A few years passed before QE reared its head again, and this time in a much greater scale. The financial crisis in 2008 saw central banks around the world embark on trying to rescue the global economy from recession. The United States, Europe and UK commenced QE after interest rates were dropped to near zero. Both the UK and US used a similar method of QE, buying government debt and mortgage backed securities to stimulate growth. Europe used a slightly different approach, whereby they used a repurchase agreement via their Long Term Refinancing Operations (LTRO). The ECB bought government debt mainly off banking institutions with the intention for these to be repurchased at a later date. This enabled banks to have more liquid cash on their balance sheets to help during the financial crisis. Being relatively successful, the first round of LTRO repayments have been made and more which is an encouraging sign banks have stabilized and resurrected their toxic balance sheets.
The UK has done £375bn worth of QE since 2008 and with the economy still in a fragile state this could be increased. The US has done over $2.3tn worth so far and as they continue with monthly purchases of $85bn the total figure will be approaching almost $4tn globally towards the end of this year.

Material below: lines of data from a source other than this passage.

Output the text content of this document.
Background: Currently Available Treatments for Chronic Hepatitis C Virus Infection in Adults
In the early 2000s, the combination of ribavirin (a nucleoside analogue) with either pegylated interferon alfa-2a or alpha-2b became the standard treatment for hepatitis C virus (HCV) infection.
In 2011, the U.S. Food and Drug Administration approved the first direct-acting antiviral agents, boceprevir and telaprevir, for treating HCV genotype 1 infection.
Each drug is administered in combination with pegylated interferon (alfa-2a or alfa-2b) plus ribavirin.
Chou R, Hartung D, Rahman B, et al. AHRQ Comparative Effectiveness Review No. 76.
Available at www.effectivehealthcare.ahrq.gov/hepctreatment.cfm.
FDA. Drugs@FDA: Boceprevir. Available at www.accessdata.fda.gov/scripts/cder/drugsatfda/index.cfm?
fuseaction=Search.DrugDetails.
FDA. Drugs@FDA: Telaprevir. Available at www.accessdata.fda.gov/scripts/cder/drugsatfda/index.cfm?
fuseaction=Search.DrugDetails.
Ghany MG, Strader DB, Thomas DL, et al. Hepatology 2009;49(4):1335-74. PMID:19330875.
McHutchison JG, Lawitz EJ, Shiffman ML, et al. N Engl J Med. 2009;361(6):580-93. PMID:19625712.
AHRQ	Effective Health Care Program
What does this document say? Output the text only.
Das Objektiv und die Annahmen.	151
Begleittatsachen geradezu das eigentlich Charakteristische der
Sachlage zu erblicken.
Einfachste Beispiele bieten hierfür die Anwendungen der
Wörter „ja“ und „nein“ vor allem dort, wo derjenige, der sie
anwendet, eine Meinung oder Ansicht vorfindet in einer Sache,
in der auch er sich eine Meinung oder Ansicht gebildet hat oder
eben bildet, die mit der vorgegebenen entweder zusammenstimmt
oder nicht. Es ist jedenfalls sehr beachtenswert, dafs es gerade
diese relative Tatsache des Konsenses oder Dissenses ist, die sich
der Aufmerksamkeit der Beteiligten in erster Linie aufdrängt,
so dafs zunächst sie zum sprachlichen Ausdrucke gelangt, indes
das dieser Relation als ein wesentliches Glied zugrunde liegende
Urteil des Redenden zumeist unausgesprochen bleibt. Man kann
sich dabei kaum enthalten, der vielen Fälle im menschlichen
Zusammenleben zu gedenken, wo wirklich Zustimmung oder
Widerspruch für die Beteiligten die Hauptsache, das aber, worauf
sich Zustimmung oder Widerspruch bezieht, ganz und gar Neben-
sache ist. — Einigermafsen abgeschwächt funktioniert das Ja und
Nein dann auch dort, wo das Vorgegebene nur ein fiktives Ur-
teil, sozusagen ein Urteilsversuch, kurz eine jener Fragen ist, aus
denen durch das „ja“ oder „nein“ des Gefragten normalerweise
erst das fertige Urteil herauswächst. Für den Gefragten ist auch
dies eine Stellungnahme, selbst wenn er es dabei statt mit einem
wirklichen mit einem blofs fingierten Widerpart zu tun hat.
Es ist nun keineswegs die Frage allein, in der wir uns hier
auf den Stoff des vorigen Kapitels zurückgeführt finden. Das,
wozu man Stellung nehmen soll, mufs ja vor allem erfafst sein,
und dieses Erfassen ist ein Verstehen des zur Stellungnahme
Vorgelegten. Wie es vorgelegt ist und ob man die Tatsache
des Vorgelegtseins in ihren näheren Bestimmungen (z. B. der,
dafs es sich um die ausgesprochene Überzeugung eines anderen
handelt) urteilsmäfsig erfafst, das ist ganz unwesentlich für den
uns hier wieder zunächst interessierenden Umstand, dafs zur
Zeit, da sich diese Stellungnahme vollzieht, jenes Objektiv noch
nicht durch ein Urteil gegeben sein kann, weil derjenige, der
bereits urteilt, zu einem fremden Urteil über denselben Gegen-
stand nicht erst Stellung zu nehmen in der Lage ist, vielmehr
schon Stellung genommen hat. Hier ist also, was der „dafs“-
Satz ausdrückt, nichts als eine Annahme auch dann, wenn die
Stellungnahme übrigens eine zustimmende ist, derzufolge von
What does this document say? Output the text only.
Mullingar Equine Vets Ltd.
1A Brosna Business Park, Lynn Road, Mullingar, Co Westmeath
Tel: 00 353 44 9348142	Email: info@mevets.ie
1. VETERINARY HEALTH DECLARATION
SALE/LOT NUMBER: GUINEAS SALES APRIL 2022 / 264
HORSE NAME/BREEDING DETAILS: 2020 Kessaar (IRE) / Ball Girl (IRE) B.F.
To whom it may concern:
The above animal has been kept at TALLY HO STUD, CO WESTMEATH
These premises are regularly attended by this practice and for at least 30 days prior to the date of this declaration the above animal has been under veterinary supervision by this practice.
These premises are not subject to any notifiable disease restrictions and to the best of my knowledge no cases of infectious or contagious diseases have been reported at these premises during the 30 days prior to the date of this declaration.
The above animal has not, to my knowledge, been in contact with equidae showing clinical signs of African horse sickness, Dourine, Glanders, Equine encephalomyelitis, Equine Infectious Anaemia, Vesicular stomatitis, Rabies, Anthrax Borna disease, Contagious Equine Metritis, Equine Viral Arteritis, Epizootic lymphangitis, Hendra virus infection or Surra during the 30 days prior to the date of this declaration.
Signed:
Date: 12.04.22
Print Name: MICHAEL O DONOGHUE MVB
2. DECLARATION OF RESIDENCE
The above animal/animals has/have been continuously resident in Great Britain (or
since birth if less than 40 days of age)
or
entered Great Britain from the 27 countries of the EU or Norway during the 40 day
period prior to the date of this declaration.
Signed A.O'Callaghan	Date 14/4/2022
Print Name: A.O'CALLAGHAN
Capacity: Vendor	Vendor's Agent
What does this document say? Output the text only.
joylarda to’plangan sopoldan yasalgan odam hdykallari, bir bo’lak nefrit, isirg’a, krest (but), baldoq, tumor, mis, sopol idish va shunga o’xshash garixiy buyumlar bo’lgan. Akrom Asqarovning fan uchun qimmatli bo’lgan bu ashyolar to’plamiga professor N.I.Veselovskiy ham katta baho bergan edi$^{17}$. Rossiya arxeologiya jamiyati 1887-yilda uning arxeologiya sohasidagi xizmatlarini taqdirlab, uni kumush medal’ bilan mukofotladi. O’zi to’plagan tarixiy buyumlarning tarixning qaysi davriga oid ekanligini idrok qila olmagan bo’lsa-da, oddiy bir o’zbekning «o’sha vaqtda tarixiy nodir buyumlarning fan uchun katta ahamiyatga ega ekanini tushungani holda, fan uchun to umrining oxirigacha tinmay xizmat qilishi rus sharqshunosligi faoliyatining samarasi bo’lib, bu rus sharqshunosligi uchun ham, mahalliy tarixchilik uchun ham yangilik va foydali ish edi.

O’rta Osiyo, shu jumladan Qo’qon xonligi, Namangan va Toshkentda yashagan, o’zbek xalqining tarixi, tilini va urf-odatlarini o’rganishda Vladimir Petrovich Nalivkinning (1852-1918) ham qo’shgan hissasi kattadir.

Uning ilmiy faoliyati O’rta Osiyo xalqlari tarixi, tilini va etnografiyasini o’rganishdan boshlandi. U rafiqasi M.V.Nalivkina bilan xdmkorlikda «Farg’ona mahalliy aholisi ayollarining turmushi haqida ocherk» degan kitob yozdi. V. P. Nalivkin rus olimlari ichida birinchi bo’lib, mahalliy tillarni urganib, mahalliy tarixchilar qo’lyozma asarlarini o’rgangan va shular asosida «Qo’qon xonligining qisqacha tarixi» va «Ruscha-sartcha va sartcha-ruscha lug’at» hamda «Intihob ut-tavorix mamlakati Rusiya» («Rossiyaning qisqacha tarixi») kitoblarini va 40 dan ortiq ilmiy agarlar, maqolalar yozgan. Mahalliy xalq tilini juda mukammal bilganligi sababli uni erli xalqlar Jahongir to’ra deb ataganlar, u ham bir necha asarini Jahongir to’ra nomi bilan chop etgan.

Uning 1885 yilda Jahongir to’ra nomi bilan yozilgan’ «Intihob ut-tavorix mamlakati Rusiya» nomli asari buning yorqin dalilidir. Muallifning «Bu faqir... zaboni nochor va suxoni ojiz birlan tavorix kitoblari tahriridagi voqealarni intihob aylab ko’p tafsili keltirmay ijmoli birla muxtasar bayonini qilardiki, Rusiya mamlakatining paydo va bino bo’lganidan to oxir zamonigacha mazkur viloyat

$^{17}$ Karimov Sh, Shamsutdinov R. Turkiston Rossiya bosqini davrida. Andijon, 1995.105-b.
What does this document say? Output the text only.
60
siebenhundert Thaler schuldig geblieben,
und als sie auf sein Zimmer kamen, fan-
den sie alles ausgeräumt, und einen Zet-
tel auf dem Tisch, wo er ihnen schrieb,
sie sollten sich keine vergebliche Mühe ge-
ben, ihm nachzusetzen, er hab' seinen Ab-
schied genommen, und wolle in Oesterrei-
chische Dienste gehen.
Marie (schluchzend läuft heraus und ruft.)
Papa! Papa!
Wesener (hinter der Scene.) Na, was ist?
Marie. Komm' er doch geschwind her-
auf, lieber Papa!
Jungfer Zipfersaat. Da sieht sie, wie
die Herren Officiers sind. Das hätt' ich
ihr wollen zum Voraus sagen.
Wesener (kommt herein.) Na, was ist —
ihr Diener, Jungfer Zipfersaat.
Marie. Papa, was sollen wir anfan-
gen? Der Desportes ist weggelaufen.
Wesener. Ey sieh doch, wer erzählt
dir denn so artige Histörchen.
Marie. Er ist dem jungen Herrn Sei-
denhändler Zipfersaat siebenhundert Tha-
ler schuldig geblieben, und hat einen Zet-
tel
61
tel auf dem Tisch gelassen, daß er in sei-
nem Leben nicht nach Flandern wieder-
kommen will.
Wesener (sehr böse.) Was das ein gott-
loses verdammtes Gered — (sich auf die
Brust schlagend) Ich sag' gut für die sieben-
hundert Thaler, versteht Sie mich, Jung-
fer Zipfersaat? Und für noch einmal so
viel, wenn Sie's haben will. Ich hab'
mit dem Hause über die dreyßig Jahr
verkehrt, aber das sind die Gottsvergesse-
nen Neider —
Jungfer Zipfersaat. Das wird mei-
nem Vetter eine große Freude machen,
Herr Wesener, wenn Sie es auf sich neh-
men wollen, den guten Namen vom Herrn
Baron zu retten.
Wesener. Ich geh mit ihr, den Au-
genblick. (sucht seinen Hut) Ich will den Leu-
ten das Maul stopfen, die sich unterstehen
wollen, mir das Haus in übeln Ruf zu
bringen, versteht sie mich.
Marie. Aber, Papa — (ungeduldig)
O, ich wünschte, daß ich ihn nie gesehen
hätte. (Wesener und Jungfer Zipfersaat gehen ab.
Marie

Japan’s new Prime Minister, Shinzo Abe, has vowed to get their economy back on track once more and combined with the new governor Haruhiko Kuroda they have established an extremely aggressive monetary easing policy which has flooded the economy once more with liquidity. However this time it is different, previously it has been focused just on monetary easing through quantitative easing. Now Abe is combining fiscal and monetary policy to achieve targets. His three arrow strategy is as follows:
- Monetary Easing - They have committed to $75bn worth of QE per month in order to achieve inflation target of 2% and GDP growth of 2%.
- Deficit financed budget filled with public sector and infrastructure spending
- Structural reforms to achieve growth through sthe timulating private sector.
So does QE work?
Well central bankers would argue yes, it's achieved a lower borrowing rate, provided liquidity to banking institutions and supported businesses through this. However, whilst it may have stopped the economy from being in a worse situation five years ago, the long term effects may be very detrimental.
What has happened?
Aggressive monetary easing has acted as a ballast to most asset classes. As they are mainly purchasing government debt, it has driven prices to record highs, and yields to the floor. Equity markets are another one that has benefited from this support as borrowing costs are maintained at a low level providing easing debt financing. Gold is another one that has benefited as an inflation hedge, many would argue QE leads to inflation over the long term (see below).
So what happens next?
Many would argue, pumping all this money into the system will lead to inflation as the money supply has increased. More money in the system means the value of the currency goes down and prices rise. However, this is not the case, since 2008 we saw a slight rise in global inflation however it has now returned to fairly subdued levels with little sign of moving. The reason why this money may not lead to inflation is down to the implementation of QE. Governments have been purchasing debt which is predominately owned by banks, pension funds and insurance companies for purposes of liability matching. As such these are all end game holders, whereby they would hold the debt to maturity. When the government buys the bonds off these investors, the cash will be maintained and used to purchase another type of liability matching security, namely bonds. The end result is the velocity of money remains very low and does not filter down through the economy being spent by various parties. What has actually been happening is the vast monetary easing has slowly been depreciating the developed nation currencies and like Japan recently been exporting low prices around the world, bringing with it deflationary pressures.
In past experiences, deflation has been present during times of QE, Japan has experienced this for over a decade and has not provided enough of a push to shift this trend.
As the US economy picks up, I am concerned with the detrimental impact to all asset classes when QE stops. A number of FED committee members have expressed their hawkish (higher interest rates) views, and this is a cause for concern. They do not want to continue with $85bn a month any longer than is necessary and this could essentially pull the rug from underneath everyone’s foot sending bonds especially spiralling from record high's.
A few words of caution here, but it is evident things are coming to a head, and I expect the end of this year will present some interesting opportunities for global markets.